- Carys Mainprize
The Past in Peat
TRACES by Patricia Wiltshire is a mix of autobiography and compelling technical information about how nature can be used to exonerate – or, indeed, condemn – suspects involved with crime.
Forensic botany is a fascinating subject: it uses plants/plant-parts to solve criminal investigations. Wiltshire is the pioneer of the practice in the UK and as such well placed to tell the development and her own experience of it. The book has mixed reviews on Goodreads, highlighting what, at times, can be a somewhat patronising voice and a very unsettling way of approaching death, bodies, and the crimes themselves. The book certainly isn't for the weak of heart, and that compounded with Wiltshire's way of talking about sensitive crimes and, in one case, a person of colour, I cannot recommend the book without these content warnings.

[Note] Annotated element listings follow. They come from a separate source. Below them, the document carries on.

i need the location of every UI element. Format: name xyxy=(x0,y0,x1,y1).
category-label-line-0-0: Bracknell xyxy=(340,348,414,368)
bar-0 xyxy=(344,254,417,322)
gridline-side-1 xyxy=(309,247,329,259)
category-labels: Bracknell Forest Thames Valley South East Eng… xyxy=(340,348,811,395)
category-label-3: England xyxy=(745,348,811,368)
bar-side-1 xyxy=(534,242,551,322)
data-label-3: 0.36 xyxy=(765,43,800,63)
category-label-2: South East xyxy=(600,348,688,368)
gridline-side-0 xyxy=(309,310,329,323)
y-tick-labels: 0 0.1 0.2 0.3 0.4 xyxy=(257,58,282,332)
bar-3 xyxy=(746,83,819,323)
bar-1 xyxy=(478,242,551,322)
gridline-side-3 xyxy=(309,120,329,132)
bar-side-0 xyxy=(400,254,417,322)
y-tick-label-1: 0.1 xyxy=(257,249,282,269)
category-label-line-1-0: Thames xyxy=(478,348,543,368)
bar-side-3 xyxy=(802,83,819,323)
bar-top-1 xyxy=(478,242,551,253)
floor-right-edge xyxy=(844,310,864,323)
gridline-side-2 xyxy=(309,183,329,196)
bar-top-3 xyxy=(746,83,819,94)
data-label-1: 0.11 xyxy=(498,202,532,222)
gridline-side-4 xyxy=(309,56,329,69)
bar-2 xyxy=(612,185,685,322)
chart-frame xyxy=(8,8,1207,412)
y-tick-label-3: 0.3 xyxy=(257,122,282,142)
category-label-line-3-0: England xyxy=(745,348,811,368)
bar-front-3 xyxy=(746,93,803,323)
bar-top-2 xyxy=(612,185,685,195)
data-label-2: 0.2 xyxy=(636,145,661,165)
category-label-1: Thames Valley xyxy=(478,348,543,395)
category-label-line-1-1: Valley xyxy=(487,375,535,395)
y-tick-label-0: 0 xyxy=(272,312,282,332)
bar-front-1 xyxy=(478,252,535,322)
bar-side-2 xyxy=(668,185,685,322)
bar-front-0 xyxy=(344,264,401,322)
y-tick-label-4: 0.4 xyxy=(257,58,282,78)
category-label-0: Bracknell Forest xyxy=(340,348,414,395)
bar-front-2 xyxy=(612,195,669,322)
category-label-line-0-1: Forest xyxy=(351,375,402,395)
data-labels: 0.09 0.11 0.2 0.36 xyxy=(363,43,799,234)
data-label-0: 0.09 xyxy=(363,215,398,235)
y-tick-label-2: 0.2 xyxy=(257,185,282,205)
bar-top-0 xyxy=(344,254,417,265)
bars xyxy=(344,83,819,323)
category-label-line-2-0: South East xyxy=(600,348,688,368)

Content of the book aside, the concept of forensic botany and its related fields was the compelling hook. As Wiltshire says, nature leaves its mark on all of us. On the sole of your shoe will be pollen and soil matching your path exactly. The floor carpets and pedals of your car will hold the same traces. Your clothes will show if you’ve lain in your garden or in the woods, and even the tiny coral like bones in your nose will show if you’ve inhaled air from one place or another.
Her life is so marked by outdoor spaces, so heavily linked with nature, that it is no wonder she speaks its language so well. And, despite how scientists usually struggle to speak the language of the common man because of it, she does not – and thus the way in which forensic palynology works is made accessible.
After listening to the novel – within two days, an unusual feat – which I had borrowed on my library app, my mind turns (as it often does) to peat.
Peat was mentioned in the book, but more in its unfortunate use in compost which can make up the profile of a garden or park in which it was used. This was not where my mind went, but instead I began to think of the other ways in which peat gives evidence of the past.
The famous example is of bog bodies. The name sounds like the title of a story told around a campfire, but they are exactly what you’d think. Bodies can be well preserved in peat, for the same reason the peat itself grows: the ground is so wet and heavy with sphagnum that very little oxygen is underneath the surface. Since oxygen is necessary for any natural material to break down, rot, or decompose, the body simply doesn’t – or does so only partially. This is aided by the acidity and low temperatures of the habitat, sometimes even preserving hair and nails.
There is evidence for at least four bodies found in the peatlands across Dumfries and Galloway. Unfortunately (or perhaps fortunately?) more often than not, these have not been preserved as well as is typical of bog bodies, and are simply skeletal remains.
Bog bodies are a phenomenon all across the world where there are peatlands, and I can’t help but wonder at the stories behind them. Such a mummification can leave huge scope for solving their mysteries, from the length of time they have been trapped in the bog, to, potentially, how they died.
A bit macabre, perhaps! But it is simply another way in which peatland links us to our past, and I hope it will still be healthy in the future so that it can continue to do just that.